If benefits are not measured, success becomes opinion rather than evidence.

AI should create more time for people, not less.

Innovation Theatre vs Real Innovation

Innovation theatre creates noise.

Real innovation creates evidence.

Innovation Theatre

  • Big claims.
  • Artificial urgency.
  • Vague outcomes.
  • Overstated value.
  • Little evidence.
  • More selling than teaching.

Real Innovation

  • Clear problem.
  • Practical experiment.
  • Measured outcome.
  • Lessons learned.
  • Evidence of value.
  • Path to scale.
  • Business ownership.

Innovation Tolerance Tablets

After enough conferences, most leaders develop a healthy filter for overstatement. Mine has a name: Innovation Tolerance Tablets.

Take one whenever a session moves from practical evidence into artificial urgency, vague promises or a bonus package that appears to be growing faster than the business case.

May reduce hype sensitivity May increase evidence requests Best taken with coffee Not valid with mystery boxes

The Useful Question

The most useful question from the event was not whether AI will change everything. It probably will.

The better question is:

Where can AI help us improve something important, quickly, safely and measurably?

That question moves the conversation away from hype and towards value. It also forces organisations to think about data quality, governance, adoption and measurable outcomes.

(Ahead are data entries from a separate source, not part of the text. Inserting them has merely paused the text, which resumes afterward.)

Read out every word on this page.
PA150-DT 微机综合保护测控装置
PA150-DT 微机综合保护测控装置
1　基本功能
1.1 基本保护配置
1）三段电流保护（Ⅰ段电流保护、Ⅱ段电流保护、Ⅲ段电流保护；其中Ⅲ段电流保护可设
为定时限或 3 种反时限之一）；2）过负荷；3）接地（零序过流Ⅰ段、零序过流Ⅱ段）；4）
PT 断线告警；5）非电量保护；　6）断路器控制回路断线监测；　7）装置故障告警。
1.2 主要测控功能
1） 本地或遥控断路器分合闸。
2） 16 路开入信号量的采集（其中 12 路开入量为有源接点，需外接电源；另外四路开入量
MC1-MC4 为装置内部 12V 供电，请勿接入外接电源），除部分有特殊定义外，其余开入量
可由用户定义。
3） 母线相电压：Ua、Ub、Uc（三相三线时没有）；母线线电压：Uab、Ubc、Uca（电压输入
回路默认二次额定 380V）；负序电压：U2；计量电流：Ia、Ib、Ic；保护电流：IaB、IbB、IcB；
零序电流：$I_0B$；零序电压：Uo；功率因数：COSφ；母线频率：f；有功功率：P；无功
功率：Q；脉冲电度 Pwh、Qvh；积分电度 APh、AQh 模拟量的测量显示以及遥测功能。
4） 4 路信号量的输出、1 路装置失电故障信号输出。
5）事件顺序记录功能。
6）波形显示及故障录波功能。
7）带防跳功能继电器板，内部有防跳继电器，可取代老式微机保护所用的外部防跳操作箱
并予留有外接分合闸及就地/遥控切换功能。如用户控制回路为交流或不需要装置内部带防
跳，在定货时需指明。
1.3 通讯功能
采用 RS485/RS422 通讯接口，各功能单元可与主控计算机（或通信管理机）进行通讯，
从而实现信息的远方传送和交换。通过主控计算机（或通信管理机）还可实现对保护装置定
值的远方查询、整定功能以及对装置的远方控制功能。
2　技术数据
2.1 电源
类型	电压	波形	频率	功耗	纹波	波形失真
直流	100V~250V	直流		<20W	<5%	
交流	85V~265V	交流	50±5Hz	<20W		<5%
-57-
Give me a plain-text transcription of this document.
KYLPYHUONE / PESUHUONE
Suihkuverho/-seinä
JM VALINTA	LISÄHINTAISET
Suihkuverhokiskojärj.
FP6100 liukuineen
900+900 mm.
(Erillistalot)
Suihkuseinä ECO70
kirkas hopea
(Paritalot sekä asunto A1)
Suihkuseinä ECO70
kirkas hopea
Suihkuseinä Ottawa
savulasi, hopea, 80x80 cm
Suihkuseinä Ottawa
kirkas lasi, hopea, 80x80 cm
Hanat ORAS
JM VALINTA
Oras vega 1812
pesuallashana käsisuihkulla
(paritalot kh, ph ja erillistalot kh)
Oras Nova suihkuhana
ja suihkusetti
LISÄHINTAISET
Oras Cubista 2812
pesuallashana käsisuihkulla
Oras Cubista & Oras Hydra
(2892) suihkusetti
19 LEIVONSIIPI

What Leaders Should Look For

The best innovation conversations do not ask people to suspend judgement. They invite scrutiny.

Evidence

Can the claim be tested, measured or explained with real examples?

Relevance

Does the idea solve a real problem for this organisation, or is it just interesting?

Adoption

Can people realistically use it, trust it and change the way they work?

Ownership

Who is accountable for ensuring value is realised, adopted and sustained?

The Takeaway

The future will not belong to organisations that chase every shiny new tool.

It will belong to organisations that can separate evidence from hype, identify where AI can genuinely improve outcomes, and build the trusted data, governance, ownership, adoption and change management needed to make it work.

Innovation does not need a countdown timer.

It needs a real problem, a practical experiment, trusted data and people willing to learn.